Dbt: Allowing for steps to retry

Created on 24 Jul 2019 · 4Comments · Source: fishtown-analytics/dbt

Please make sure to fill out either the issue template or the feature template and delete the other one!

Issue

BigQuery can hit some transient issues, its important to be able to configure a certain number of retries for a step in a DAG.

Issue description

When running a production run, we hit a transient bigquery error which failed that particular bigQuery query and all subsequent ones that depended on its output.

Results

What I expected was that dbt would have some configuration that would allow us to set a number of allowable retries.

System information

This was a run on dbtcloud.

Steps to reproduce

transient error on bigquery's side hard to reproduce.

Feature

Feature description

allow for configuring retry logic at an individual step or the whole DAG

Who will this benefit?

Anyone that rerlies on dbt_ for production and can't have transient errors killing the whole DAG.

bigquery enhancement

Source

zahink

👍3

Most helpful comment

We also ran into similar challenges in our BigQuery dbt run.

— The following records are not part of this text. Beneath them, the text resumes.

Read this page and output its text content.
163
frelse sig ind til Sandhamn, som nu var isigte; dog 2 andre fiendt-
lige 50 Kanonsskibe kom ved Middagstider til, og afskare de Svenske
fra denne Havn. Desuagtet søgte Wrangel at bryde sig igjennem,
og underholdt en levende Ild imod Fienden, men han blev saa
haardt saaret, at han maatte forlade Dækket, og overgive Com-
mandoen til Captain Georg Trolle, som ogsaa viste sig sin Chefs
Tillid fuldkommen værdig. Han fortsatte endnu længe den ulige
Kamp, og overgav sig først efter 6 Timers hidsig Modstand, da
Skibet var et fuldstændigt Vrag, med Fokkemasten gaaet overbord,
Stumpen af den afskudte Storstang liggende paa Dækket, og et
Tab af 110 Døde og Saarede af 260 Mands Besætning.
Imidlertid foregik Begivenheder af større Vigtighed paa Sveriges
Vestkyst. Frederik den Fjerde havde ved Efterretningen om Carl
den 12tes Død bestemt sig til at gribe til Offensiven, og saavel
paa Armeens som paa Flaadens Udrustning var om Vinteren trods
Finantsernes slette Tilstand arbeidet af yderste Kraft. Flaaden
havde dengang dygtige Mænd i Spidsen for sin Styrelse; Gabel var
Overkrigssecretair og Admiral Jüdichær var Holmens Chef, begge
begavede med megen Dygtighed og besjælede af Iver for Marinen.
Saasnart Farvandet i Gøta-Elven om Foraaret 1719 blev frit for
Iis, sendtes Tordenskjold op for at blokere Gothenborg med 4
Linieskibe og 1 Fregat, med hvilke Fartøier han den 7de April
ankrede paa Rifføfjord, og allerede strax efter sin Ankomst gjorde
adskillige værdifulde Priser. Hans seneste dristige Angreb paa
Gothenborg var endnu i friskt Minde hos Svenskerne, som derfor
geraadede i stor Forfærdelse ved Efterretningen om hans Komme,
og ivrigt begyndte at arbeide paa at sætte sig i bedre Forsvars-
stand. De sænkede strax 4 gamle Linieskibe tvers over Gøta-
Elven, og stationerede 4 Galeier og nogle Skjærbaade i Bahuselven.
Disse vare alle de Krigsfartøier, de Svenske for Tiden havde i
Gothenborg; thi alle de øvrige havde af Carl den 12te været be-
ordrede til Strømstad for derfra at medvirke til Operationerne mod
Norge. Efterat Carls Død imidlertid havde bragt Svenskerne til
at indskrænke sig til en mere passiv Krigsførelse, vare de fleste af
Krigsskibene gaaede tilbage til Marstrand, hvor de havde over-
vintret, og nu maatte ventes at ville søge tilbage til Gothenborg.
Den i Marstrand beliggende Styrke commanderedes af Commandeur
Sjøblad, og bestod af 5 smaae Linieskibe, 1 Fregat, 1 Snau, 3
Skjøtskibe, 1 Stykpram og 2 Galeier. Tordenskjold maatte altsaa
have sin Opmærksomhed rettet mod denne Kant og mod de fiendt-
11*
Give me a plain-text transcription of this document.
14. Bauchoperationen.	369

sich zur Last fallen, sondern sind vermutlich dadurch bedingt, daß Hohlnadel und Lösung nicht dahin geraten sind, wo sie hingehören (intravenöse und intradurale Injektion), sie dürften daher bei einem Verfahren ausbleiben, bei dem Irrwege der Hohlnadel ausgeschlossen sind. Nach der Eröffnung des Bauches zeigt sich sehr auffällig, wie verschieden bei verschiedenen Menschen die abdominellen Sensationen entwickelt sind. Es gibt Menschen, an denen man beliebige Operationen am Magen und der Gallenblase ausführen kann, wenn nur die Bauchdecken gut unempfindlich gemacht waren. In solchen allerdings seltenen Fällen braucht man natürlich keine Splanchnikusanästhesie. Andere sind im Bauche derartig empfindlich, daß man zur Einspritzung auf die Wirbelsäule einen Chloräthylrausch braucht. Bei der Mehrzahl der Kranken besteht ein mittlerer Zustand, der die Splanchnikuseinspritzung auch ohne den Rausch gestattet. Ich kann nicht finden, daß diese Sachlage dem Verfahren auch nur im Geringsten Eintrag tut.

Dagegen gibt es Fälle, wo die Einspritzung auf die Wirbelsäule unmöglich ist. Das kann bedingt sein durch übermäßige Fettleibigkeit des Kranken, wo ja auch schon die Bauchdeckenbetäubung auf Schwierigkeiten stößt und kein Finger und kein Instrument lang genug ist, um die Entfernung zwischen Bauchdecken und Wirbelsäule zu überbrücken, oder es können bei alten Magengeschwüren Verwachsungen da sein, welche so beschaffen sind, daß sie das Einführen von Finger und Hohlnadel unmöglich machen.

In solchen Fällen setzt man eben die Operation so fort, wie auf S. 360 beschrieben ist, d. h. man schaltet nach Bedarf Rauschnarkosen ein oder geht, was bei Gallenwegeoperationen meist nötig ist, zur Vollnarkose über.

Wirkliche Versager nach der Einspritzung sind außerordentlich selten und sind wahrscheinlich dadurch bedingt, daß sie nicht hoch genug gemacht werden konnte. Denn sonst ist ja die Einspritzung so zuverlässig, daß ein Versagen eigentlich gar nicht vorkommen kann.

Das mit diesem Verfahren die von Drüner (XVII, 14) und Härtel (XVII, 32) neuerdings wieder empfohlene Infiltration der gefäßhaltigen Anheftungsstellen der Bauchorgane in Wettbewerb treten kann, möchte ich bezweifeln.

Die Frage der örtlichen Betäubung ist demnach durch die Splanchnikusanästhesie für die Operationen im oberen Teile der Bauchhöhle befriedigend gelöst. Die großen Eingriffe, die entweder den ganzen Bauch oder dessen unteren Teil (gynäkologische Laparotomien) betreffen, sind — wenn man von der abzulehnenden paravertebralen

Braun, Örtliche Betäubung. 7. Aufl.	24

For example, in production, we have situations that backfilling historical data and scheduled incremental runs are happening at the same time, and sometimes update the same table.

We then got errors like this, which could be mitigated with some re-try

  domain: "cloud.helix.ErrorDomain" code: "QUERY_ERROR" argument: "Could not serialize access 
to table projectA:dataset1.table_A1 due to concurrent update" debug_info: "
[CONCURRENT_UPDATE] Table modified by concurrent UPDATE/DELETE/MERGE DML or truncation 
at 1578010970837. Storage set job_uuid: 3ca02cc1-8d32-4c3c-afdc-76f429c1add1_00008, 
instance_id: InsertedData, Reason: code=CONCURRENT_UPDATE message=Could not serialize 
access to table projectA:dataset1.table_A1 due to concurrent update debug=Table modified by 
concurrent UPDATE/DELETE/MERGE DML or truncation at 1578010970837. Storage set job_uuid: 
3ca02cc1-8d32-4c3c-afdc-76f429c1add1_00008, instance_id: InsertedData

hui-zheng on 3 Jan 2020

👍2

All 4 comments

We have similar issues with redshift (especially redshift spectrum) where retries would be very beneficial

advincze on 9 Oct 2019

👍1

seems #1579 is also related

advincze on 9 Oct 2019

👍1

We also ran into similar challenges in our BigQuery dbt run.

For example, in production, we have situations that backfilling historical data and scheduled incremental runs are happening at the same time, and sometimes update the same table.

We then got errors like this, which could be mitigated with some re-try

  domain: "cloud.helix.ErrorDomain" code: "QUERY_ERROR" argument: "Could not serialize access 
to table projectA:dataset1.table_A1 due to concurrent update" debug_info: "
[CONCURRENT_UPDATE] Table modified by concurrent UPDATE/DELETE/MERGE DML or truncation 
at 1578010970837. Storage set job_uuid: 3ca02cc1-8d32-4c3c-afdc-76f429c1add1_00008, 
instance_id: InsertedData, Reason: code=CONCURRENT_UPDATE message=Could not serialize 
access to table projectA:dataset1.table_A1 due to concurrent update debug=Table modified by 
concurrent UPDATE/DELETE/MERGE DML or truncation at 1578010970837. Storage set job_uuid: 
3ca02cc1-8d32-4c3c-afdc-76f429c1add1_00008, instance_id: InsertedData

hui-zheng on 3 Jan 2020

👍2

FYI #1963 adds retries to BigQuery when queries fail with a 500 status code (internal server error).

I'm going to close out this issue, as BigQuery is really the only place where 1) we see transient errors like this and 2) we receive a status code indicating that retrying can solve the problem. Happy to re-open if anyone has any further thoughts on this topic.